His latest project, A Legacy of Hope, which airs Thursday, November 9 at 9:00 pm, tells just such a story. It focuses on three men who organize a “Leadership Bowl” football game for children in the predominantly Latino neighborhood of Belmont Cragin on the northwest side of Chicago to highlight the lack of after-school and summer programs for children there. Robert Torres and Angel Lopez are two community members concerned about encroaching violence and gang recruitment in their neighborhood; Tom Finks lives in the northern suburb of Wilmette and runs youth football camps with former NFL players, and also happens to be the son of Jim Finks, the former general manager of the Chicago Bears and other football teams.
“When I was at NBC, the best stories that I think I did were the ones that were hardest to explain in that ‘elevator speech,’” Leonard says. “This is like that.
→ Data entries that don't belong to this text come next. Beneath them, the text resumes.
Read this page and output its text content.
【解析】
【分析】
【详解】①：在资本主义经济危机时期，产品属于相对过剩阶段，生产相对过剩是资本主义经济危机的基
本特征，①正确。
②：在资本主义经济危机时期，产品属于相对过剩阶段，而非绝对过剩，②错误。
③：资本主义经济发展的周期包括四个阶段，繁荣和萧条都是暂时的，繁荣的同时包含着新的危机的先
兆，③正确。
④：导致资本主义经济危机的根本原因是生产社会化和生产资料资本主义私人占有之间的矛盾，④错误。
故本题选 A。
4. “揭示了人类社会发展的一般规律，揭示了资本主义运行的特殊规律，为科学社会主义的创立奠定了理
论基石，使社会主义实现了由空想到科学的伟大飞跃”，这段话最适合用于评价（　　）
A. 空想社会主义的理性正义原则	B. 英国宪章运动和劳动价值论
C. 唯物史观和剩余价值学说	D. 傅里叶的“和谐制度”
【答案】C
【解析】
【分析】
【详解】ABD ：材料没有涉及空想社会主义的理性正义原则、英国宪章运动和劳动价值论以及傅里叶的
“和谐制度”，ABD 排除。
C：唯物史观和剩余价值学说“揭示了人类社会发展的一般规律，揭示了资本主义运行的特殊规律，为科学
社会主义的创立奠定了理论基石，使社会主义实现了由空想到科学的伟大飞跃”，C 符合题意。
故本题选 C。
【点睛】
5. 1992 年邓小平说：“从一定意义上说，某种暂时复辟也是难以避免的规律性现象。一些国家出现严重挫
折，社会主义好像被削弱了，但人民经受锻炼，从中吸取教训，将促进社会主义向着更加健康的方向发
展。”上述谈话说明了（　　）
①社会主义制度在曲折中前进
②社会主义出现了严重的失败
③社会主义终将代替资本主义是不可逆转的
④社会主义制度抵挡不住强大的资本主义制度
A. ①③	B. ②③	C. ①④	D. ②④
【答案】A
I could say it’s about a lack of programs in the Latino neighborhoods, but it doesn’t get at all these layers: how Finks’s dad spent his life looking for the best football players in the world, and he’s combing the streets for the kids who never played before. It’s a message of anybody can do something: a guy from Wilmette does his little bit. It touches on immigration, on neighborhoods trying to hold it together. I just thought, this is a good time to tell this story.”
Although he thought the “Leadership Bowl” was a worthy story, Leonard originally didn’t plan to take it on himself. But when Finks sent a text that a vigil was being held in the neighborhood for a boy who had been killed by a stray bullet and said that he would be attending, Leonard decided to join him with his camera. “People were thanking Finks for coming,” he recalls. “And I thought, nobody knows about this, this is not on the news tonight, this is just another one. Then all the people are thanking me, because nobody – or barely anybody – pays attention to them. So I was just drawn into it.
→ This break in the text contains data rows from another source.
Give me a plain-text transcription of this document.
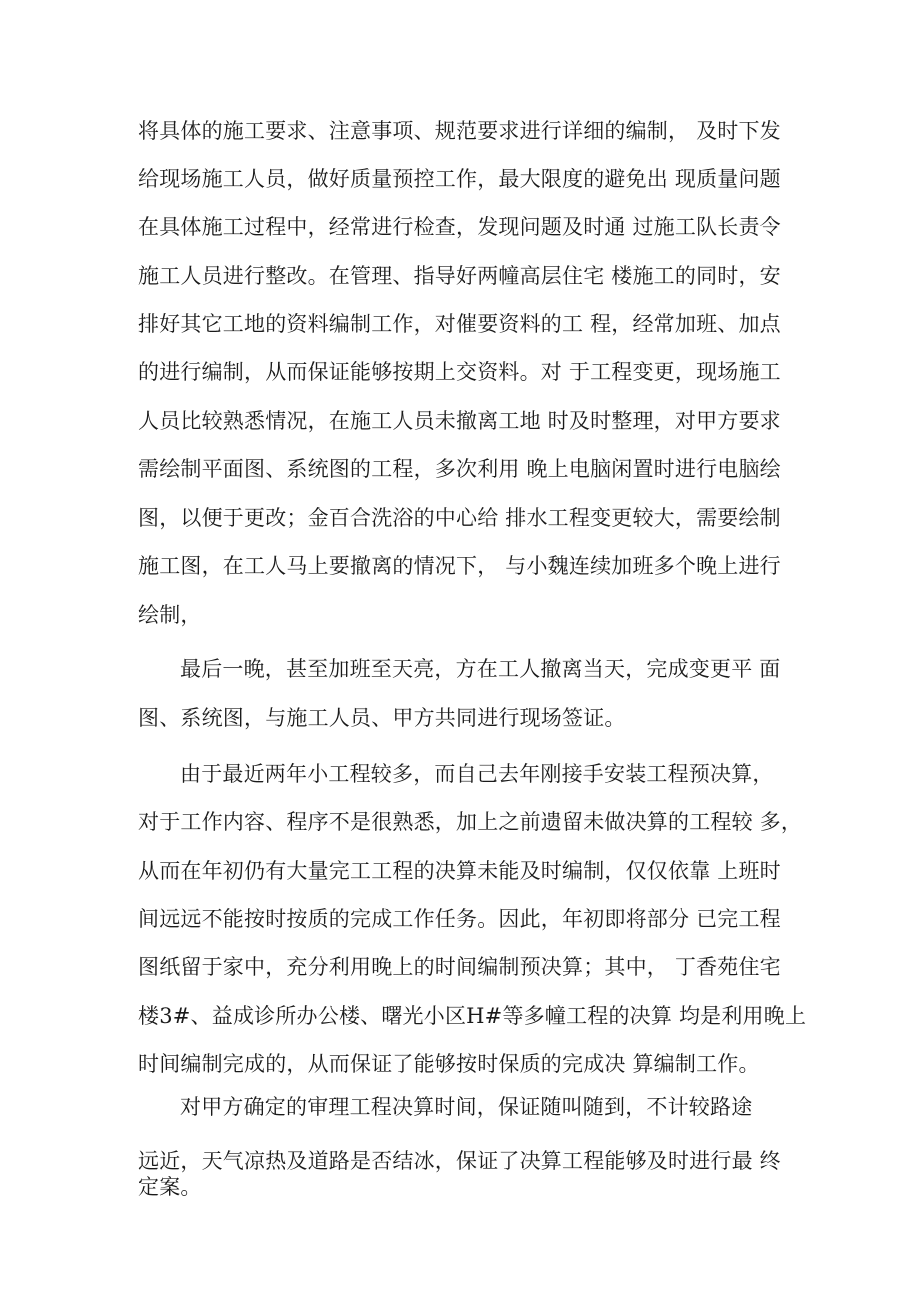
将具体的施工要求、注意事项、规范要求进行详细的编制， 及时下发
给现场施工人员，做好质量预控工作，最大限度的避免出 现质量问题
在具体施工过程中，经常进行检查，发现问题及时通 过施工队长责令
施工人员进行整改。在管理、指导好两幢高层住宅 楼施工的同时，安
排好其它工地的资料编制工作，对催要资料的工 程，经常加班、加点
的进行编制，从而保证能够按期上交资料。对 于工程变更，现场施工
人员比较熟悉情况，在施工人员未撤离工地 时及时整理，对甲方要求
需绘制平面图、系统图的工程，多次利用 晚上电脑闲置时进行电脑绘
图，以便于更改；金百合洗浴的中心给 排水工程变更较大，需要绘制
施工图，在工人马上要撤离的情况下， 与小魏连续加班多个晚上进行
绘制，
最后一晚，甚至加班至天亮，方在工人撤离当天，完成变更平 面
图、系统图，与施工人员、甲方共同进行现场签证。
由于最近两年小工程较多，而自己去年刚接手安装工程预决算，
对于工作内容、程序不是很熟悉，加上之前遗留未做决算的工程较 多，
从而在年初仍有大量完工工程的决算未能及时编制，仅仅依靠 上班时
间远远不能按时按质的完成工作任务。因此，年初即将部分 已完工程
图纸留于家中，充分利用晚上的时间编制预决算；其中， 丁香苑住宅
楼3#、益成诊所办公楼、曙光小区H#等多幢工程的决算 均是利用晚上
时间编制完成的，从而保证了能够按时保质的完成决 算编制工作。
对甲方确定的审理工程决算时间，保证随叫随到，不计较路途
远近，天气凉热及道路是否结冰，保证了决算工程能够及时进行最 终
定案。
“It was a hard story to write because of all the angles,” he continues, “but it was rewarding, because they need it. When we started going down there, Torres was so thankful. He said, ‘We’ve been trying for six years to get someone’s attention’” about the cutting of programs for children, whose parents often work multiple jobs. “They’re so appreciative that somebody has noticed.”
Leonard also heard from people in the community that political generalizations and hate-mongering in the immigration debate “just adds people to the gangs. Kids are going, ‘I’m not wanted. But I am wanted there, with these guys in the gangs.’” The failure to provide sufficient federal aid to Puerto Rico after hurricanes this year similarly pushes Puerto Rican children to believe the same thing: “They don’t want us.”
“There are a lot of kids out there who are looking for companionship, who want to be on a team, who want a family," Leonard says. That makes them vulnerable.”
Just as Leonard resists generalizations of other people, he himself defies easy assumptions. A self-described “crappy student” who had difficulty reading, he learned to be a writer and went on to a successful career producing stories for 32 years at TODAY. He’s comfortable with people from “rural Louisiana to corporate places, the White House to the poor house,” he says, and feels that he’s on the same page as everyone if they just talk about life. He lives in the tony Chicago suburb of Winnetka but comes off as a blue-collar man of the people who wears plaid shirts with jeans and will talk to whomever he encounters. He’s a journalist who refuses the big stories in favor of quiet, everyday ones that no one else would cover, stories that “just happen,” in his words.
“These are valuable stories,” he says. “They’re small, but they do make a difference. There are a gazillion of them out there. If you look – you don’t even have to look that hard – pretty soon it’s like you’re wearing 3-D glasses. They’re right there. But you wouldn’t see them if you’re not looking.”